Envision Center collaboration helps students visualize effects of climate change
It’s one thing to hear statistics about how climate change and resulting sea level rise will impact our world, and it’s another thing entirely to step into an immersive virtual reality environment that lets you visualize those effects. That’s the principle behind a collaboration between Hua Cai, the Thomas and Jane Schmidt Rising Star Associate Professor in the Edwardson School of Industrial Engineering and the School of Sustainability Engineering and Environmental Engineering, and the Rosen Center for Advanced Computing (RCAC)’s Envision Center.
Cai, who teaches undergraduate courses on the topic of engineering environmental sustainability and discusses how food, water, and energy choices could impact climate change, found that the concepts were too abstract for many of her students.
“One thing I noticed while teaching this course is that it’s hard to have a tangible idea of what the numbers mean,” says Cai. “The students can calculate the amount of greenhouse gas emissions that are going to result from certain choices, but understanding how that is going to impact a city can be a challenge.”
With funding from the Purdue Innovation Hub, she and her Ph.D. student Kendrick Hardaway worked with the Envision Center to build a virtual reality environment to help students visualize the impacts of climate change and the consequences of various choices.
They picked two cities – New York City and Venice, Italy, both coastal cities that will be more impacted than many places by rising sea levels – and developed a VR application that will allow a student to make choices about food, water, and energy and immediately see the impact of those choices on the city over the next 30-50 years.

Cai says she got very positive feedback from the students who were among the first to use the application in her classes last spring.
Says one student, “I feel very motivated [to take action about sustainability] after this experience. It was scary to see the sea levels rising right before my eyes. It was almost a wake-up call showing what our future could look like.” Adds another, “Telling someone that their lifestyle will raise sea levels by a foot vs seeing the sea level rise, [the latter] will have a much bigger impact.”
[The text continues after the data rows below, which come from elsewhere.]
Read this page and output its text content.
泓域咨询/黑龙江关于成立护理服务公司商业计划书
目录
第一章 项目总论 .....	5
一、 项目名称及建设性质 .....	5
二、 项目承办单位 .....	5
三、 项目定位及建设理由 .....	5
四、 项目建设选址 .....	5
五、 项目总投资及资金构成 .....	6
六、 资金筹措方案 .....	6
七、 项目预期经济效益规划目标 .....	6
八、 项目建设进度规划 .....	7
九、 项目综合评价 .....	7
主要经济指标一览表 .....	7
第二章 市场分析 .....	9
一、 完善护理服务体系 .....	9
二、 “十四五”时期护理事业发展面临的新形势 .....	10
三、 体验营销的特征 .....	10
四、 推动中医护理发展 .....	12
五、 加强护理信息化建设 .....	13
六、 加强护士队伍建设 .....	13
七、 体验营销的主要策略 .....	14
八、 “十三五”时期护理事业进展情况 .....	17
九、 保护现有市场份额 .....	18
“I think the project achieved the intended objective to help breach the spatial and temporal distance from our individual decisions today to long term consequences that will happen many years later in places that may not be familiar to the students,” says Cai, who adds that she’s received inquiries from other professors teaching sustainability courses and is working with the Envision Center to find a way to expand the use of this application beyond her own classes.